Our shortest travel day. We didn’t really have to move, but we were anxious to move to avoid a layover day. We packed up about 9 and moved on to Oyster Lake. Yes 1.5 miles later we were greeted by some nice folks from Indiana on the peninsula 5 star site. They told us that we could have the site as they were stopped only for lunch. We chatted and took some pictures. We helped them move gear across the peninsula and marveled at the light weight of their Kevlar canoes. WOW! We are getting those next year. After setting up camp, we lounged around camp. I set up my hammock and lied down to take a nice long nap. 10 minutes later, Cundiff yelled “ROB, ROB, ROB, I CUT MY FINGER”. “HUH?” I replied. “I cut my finger really bad”. So up from my nap, I assessed the cut and it was pretty bad. I found the med kit and began first aid. I happened to look up at one point to see the fire that Tim had started was about to be out of control. It was windy and Tim had underestimated how fast a fire can spread in canoe country. 10 trips from the lake and back later, I finished taping up Tim and sat down.

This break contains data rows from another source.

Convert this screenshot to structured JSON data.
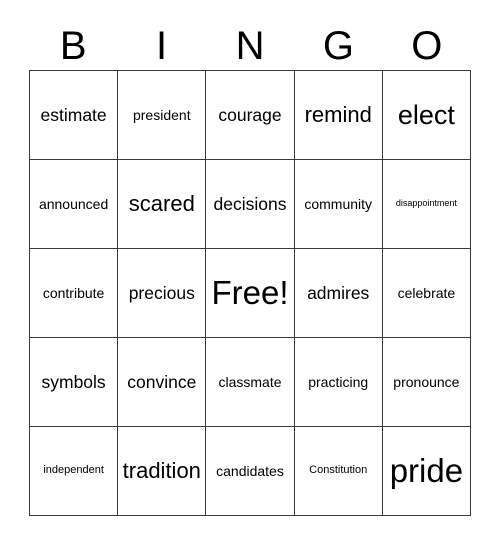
{
  "card": {
    "title": "BINGO",
    "header_letters": [
      "B",
      "I",
      "N",
      "G",
      "O"
    ],
    "free_space": "Free!",
    "rows": [
      [
        {
          "label": "estimate",
          "size": "md"
        },
        {
          "label": "president",
          "size": "sm"
        },
        {
          "label": "courage",
          "size": "md"
        },
        {
          "label": "remind",
          "size": "lg"
        },
        {
          "label": "elect",
          "size": "xl"
        }
      ],
      [
        {
          "label": "announced",
          "size": "sm"
        },
        {
          "label": "scared",
          "size": "lg"
        },
        {
          "label": "decisions",
          "size": "md"
        },
        {
          "label": "community",
          "size": "sm"
        },
        {
          "label": "disappointment",
          "size": "xxs"
        }
      ],
      [
        {
          "label": "contribute",
          "size": "sm"
        },
        {
          "label": "precious",
          "size": "md"
        },
        {
          "label": "Free!",
          "size": "xxl"
        },
        {
          "label": "admires",
          "size": "md"
        },
        {
          "label": "celebrate",
          "size": "sm"
        }
      ],
      [
        {
          "label": "symbols",
          "size": "md"
        },
        {
          "label": "convince",
          "size": "md"
        },
        {
          "label": "classmate",
          "size": "sm"
        },
        {
          "label": "practicing",
          "size": "sm"
        },
        {
          "label": "pronounce",
          "size": "sm"
        }
      ],
      [
        {
          "label": "independent",
          "size": "xs"
        },
        {
          "label": "tradition",
          "size": "lg"
        },
        {
          "label": "candidates",
          "size": "sm"
        },
        {
          "label": "Constitution",
          "size": "xs"
        },
        {
          "label": "pride",
          "size": "xxl"
        }
      ]
    ],
    "colors": {
      "background": "#ffffff",
      "text": "#000000",
      "border": "#3a3a3a"
    }
  }
}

Troy, Tyler, and Ryan woke up from their nap and wanted to go fishing. Tyler and I took one canoe and fished the south side of the peninsula. Fishing turned out to be pretty good. Tyler landed several fish including one large pike. Proud of his catches, he explained how fishing was easy and how he lost respect for people who go out fishing and don’t catch anything. I told him to fish in Ohio for a few days and to tell me what he thought.

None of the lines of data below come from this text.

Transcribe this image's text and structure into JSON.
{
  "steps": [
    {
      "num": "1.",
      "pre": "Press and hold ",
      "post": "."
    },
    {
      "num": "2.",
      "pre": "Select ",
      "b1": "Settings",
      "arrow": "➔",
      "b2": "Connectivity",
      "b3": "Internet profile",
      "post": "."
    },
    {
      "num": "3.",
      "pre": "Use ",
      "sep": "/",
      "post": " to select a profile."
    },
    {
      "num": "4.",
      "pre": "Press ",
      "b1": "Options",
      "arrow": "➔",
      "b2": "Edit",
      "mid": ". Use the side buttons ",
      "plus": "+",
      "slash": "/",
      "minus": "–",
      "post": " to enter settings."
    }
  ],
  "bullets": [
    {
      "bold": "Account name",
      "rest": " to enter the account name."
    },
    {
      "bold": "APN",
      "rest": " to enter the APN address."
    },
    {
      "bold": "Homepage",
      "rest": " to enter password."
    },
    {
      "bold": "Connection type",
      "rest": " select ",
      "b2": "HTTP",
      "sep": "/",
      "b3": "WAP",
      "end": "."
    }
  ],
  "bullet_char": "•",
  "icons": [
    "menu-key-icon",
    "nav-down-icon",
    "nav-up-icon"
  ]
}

We kept some fish and cleaned them for dinner. Everyone enjoyed my technique of cleaning fish and even took some pictures of the carnage. Realizing that we had plenty of food, we decided to eat like kings. We had fish, biscuits, and pasta with chicken. Full from supper, we went to bed early.
Tyler and Troy got up at 5:30 and pushed off for the take out. They volunteered to run the six miles back the Echo Trail to get the van. Thinking that it would take them a little over an hour, Tim, Ryan, and I slept until about 6:30 and followed them up the river. A few liftovers and portages later we arrived. We waited on Tyler and Troy for over an hour and upon their arrival, they chewed me out. It seems I forgot to add the mile into and out of the points, adding 2 miles.
We loaded up and headed off for VNO. Stinking and dirty, the shower at the outfitter was sublime. Cleaned up, we headed for home at about 11:30. We stopped in Duluth at Old Country Buffet and splurged. The story is not over. At about 4:30pm east of Eau Claire, WI. on I94, a tire blew on the trailer. I did not bring along a spare. I called AAA and they were not much help. They did tell me of a Wal-Mart in the area as Ryan, Tyler, and Troy sped away to find it. Cundy and I hung out by the side of the road. Tim spent much of this time trying to cheer me up about the tire. Wal-Mart did not sell tires, but sent the boys to a RV dealership. They secured a tire and hurried back. We had the tire fixed in about two minutes and got back on the road. I took over from there and drove through Chicago to Valparaiso. I made it that far thanks to the music mix put together by Tyler. Troy took over the driving for the rest of the trip. We arrived back in Greenville at 6:00am.